The app was piloted early last year, and relaunched earlier this year. It has grown from 800 pilot users to more than 5,000 daily deliveries currently.

Shuffle at the top

This year, the company promoted COO Sandipan Ghosh as its new MD and CEO. Ghosh and recently appointed CFO Biswajit Mishra were also inducted into the company’s board. Meanwhile founder Srikumar Misra will be the executive chairman, a role that will allow him to decide the “strategic direction of the company”. Co-founder Rashima Misra will continue as executive director.

“We are doing a lot to make Milk Mantra omni-channel, like with the Daily Moo app. As we transform the company into something beyond a single channel, single state company, I will have strategic oversight,” Srikumar Misra says.

Ghosh was appointed the company’s COO earlier this year before being elevated to MD and CEO. Before Milk Mantra, Ghosh was the commercial and marketing director, Lactalis Group India, and has experience working in various marketing roles at food brands like Mother Dairy, MTR foods, President, and Nutrela. Meanwhile, Biswajit Mishra, who joined last year, comes with experience in the food industry as well; he was previously at Aussee Oats Milling in Sri Lanka.

Business with a 'purpose'

As it grows, Milk Mantra wants to remain focussed on its “purpose”, that of solving the “trust deficit” between consumers and food, and providing fair value to farmers by eliminating middlemen, says Misra, who founded the new-age dairy foods company in 2009 with an aim to use technology to disrupt the agri-food sector and impact the lives of farmers through ethical sourcing.

“As we scale up, we're really looking at focussing more on our purpose, because we believe that a higher purpose translates to higher profit.”
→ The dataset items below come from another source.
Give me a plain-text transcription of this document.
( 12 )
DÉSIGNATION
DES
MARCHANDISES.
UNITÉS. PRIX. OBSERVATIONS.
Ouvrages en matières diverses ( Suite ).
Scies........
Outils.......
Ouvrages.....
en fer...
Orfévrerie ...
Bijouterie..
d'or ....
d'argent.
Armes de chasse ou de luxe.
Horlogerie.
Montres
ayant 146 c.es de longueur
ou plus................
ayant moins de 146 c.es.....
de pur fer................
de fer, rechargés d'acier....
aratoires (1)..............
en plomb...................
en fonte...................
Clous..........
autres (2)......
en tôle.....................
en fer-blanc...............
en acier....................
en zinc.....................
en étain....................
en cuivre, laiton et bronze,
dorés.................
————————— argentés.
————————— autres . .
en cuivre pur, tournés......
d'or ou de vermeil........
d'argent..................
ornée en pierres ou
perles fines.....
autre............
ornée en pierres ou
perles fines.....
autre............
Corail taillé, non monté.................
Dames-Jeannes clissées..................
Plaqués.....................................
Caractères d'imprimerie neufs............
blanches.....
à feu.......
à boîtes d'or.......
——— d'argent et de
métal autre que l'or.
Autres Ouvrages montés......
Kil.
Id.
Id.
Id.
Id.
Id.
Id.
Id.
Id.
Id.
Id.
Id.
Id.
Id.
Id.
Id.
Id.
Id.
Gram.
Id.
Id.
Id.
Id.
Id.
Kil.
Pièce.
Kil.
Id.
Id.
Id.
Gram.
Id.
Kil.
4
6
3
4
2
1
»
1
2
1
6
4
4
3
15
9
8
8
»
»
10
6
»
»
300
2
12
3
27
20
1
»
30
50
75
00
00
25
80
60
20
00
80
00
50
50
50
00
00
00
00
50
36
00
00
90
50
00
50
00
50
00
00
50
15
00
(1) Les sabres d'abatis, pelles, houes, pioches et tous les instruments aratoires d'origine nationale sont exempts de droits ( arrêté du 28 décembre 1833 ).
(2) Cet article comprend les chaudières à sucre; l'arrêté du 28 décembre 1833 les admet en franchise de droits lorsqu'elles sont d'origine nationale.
Bearing that in mind, Milk Mantra is building a blockchain platform in partnership with digital agriculture solution provider TraceX. Using hyper ledger technology, Milk Mantra will leverage blockchain to capture data and create records of each and every step on the way to its final products. For example, the technology will help it record when and where the milk it uses to create dairy products or sell is sourced from. This, says Misra, will enable users to scan a QR code on Milk Mantra labels using its app, and know everything about the product right down to the source of milk, the quality tests it has gone through, and more.

“The entire chain will be visible to you. This is going to be the future of food security, nutrition management. Milky Moo will be the first food brand in the country to give consumers the ability to scan products and see where it is coming from and visibility across the entire value chain,” Misra explains. The company, he says, is working with the NITI Aayog to build this platform.

“It could potentially become the de facto food and agri value chain blockchain platform for India,” Misra says, adding the product is ready to be tested and piloted with 5,000 farmers in Milk Mantra’s network.

The company, which has been focussed on ethical sourcing, is also looking to bring more transparency in its financial transactions with farmers.

For this, it is partnering with USDFC to build a digital financial services platform. The platform will enable the company to pay all their farmers directly using multiple options like digital wallets or bank transfers, as well as create a credit identity for them. “Once we're able to build a financial identity or credit identity for the farmer and rope in financial partners and banks into the ecosystem, farmers can really then have the ability to partake in small credit,” Misra adds.